The immer::persist library persists persistent data structures, allowing the preservation structural sharing of immer containers when serializing, deserializing or transforming the data.

Warning

This library is still experimental and it’s API may change in the future. The headers can be found in immer/extra/persist/... and the extra subpath will be removed once it’s interface stabilises.

Dependencies

In addition to the dependencies of immer, this library makes use of C++20, Boost.Hana, fmt and cereal.

Why?

Preserving structural sharing on disk

Structural sharing allows immer containers to be efficient. At runtime, two distinct containers can be operated on independently but internally they share nodes and use memory efficiently in that way.

However when such containers are serialized in a trival form, for example, as JSON lists, this sharing is lost: they become truly independent—the same data is stored multiple times on disk, and later, when read back into memory, the program has lost the structural sharing.

This library operates on the internal structure of immer containers: allowing it to be serialized, deserialized and transformed.
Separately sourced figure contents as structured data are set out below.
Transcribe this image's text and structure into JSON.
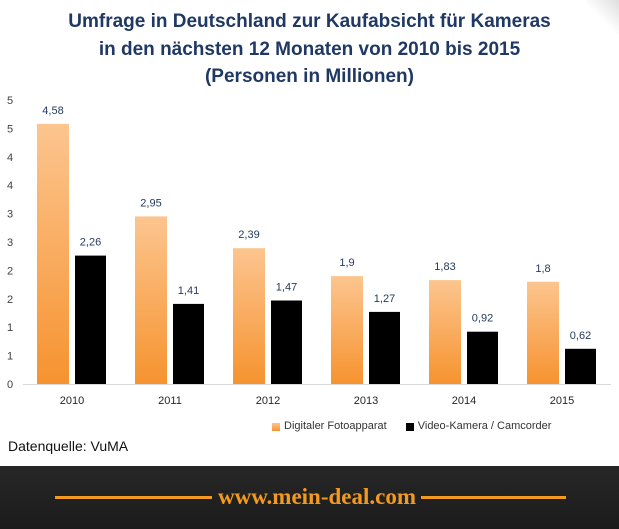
{
  "chart_data": {
    "type": "bar",
    "title": [
      "Umfrage in Deutschland zur Kaufabsicht für Kameras",
      "in den nächsten 12 Monaten von 2010 bis 2015",
      "(Personen in Millionen)"
    ],
    "xlabel": "",
    "ylabel": "",
    "categories": [
      "2010",
      "2011",
      "2012",
      "2013",
      "2014",
      "2015"
    ],
    "series": [
      {
        "name": "Digitaler Fotoapparat",
        "values": [
          4.58,
          2.95,
          2.39,
          1.9,
          1.83,
          1.8
        ],
        "labels": [
          "4,58",
          "2,95",
          "2,39",
          "1,9",
          "1,83",
          "1,8"
        ],
        "color": "#f6932f",
        "color_light": "#fcc58f"
      },
      {
        "name": "Video-Kamera / Camcorder",
        "values": [
          2.26,
          1.41,
          1.47,
          1.27,
          0.92,
          0.62
        ],
        "labels": [
          "2,26",
          "1,41",
          "1,47",
          "1,27",
          "0,92",
          "0,62"
        ],
        "color": "#000000"
      }
    ],
    "ylim": [
      0,
      5
    ],
    "yticks": [
      0,
      0.5,
      1,
      1.5,
      2,
      2.5,
      3,
      3.5,
      4,
      4.5,
      5
    ],
    "ytick_labels": [
      "0",
      "1",
      "1",
      "2",
      "2",
      "3",
      "3",
      "4",
      "4",
      "5",
      "5"
    ],
    "grid": false,
    "legend": "bottom"
  },
  "source": "Datenquelle: VuMA",
  "footer": {
    "site": "www.mein-deal.com"
  },
  "colors": {
    "title": "#1f3864",
    "footer_accent": "#f39a1e"
  }
}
This enables more efficient storage, particularly when many nodes are reused, and, even more importantly, preserving structural sharing after deserializing the containers.

Transforming data with structural sharing

Consider this scenario where you have multiple immer::vector<std::string>, where the various instances are derived from one another. Some of these vectors would be completely identical, while others would have just a few elements different. This scenario is not uncommon, for example, when implement the undo history of an application by preseriving the previous states.

The goal is to apply a transformation function to these vectors with something like std::transform.

A direct approach would be to take each vector and create a new vector by applying the transformation function for each element. However, after this process, all the structural sharing of the original containers would be lost—the result would be multiple independent vectors without any structural sharing, and the transformation may have been applied unnecessarily multiple times to identical elements that were previously shared.

This library enables the application of the transformation function directly on the nodes, preserving structural sharing. Additionally, regardless of how many times a node is reused, the transformation needs to be performed only once.

How?

To solve this problem, this library introduces the notion of a pool.

A pool represents a set of immer containers of a specific type. For example, we may have a pool that contains all immer::vector<int> of our document. You can think of it as a small database of immer containers. When serializing the pool, the internal structure of all those immer containers is written as whole, preserving the structural sharing between those containers.

Note that for the most part, the user of the library is not concerned with pools, as they are generated automatically from your data-structures. However, you may become aware of them in the JSON output or when transforming recursive data structures.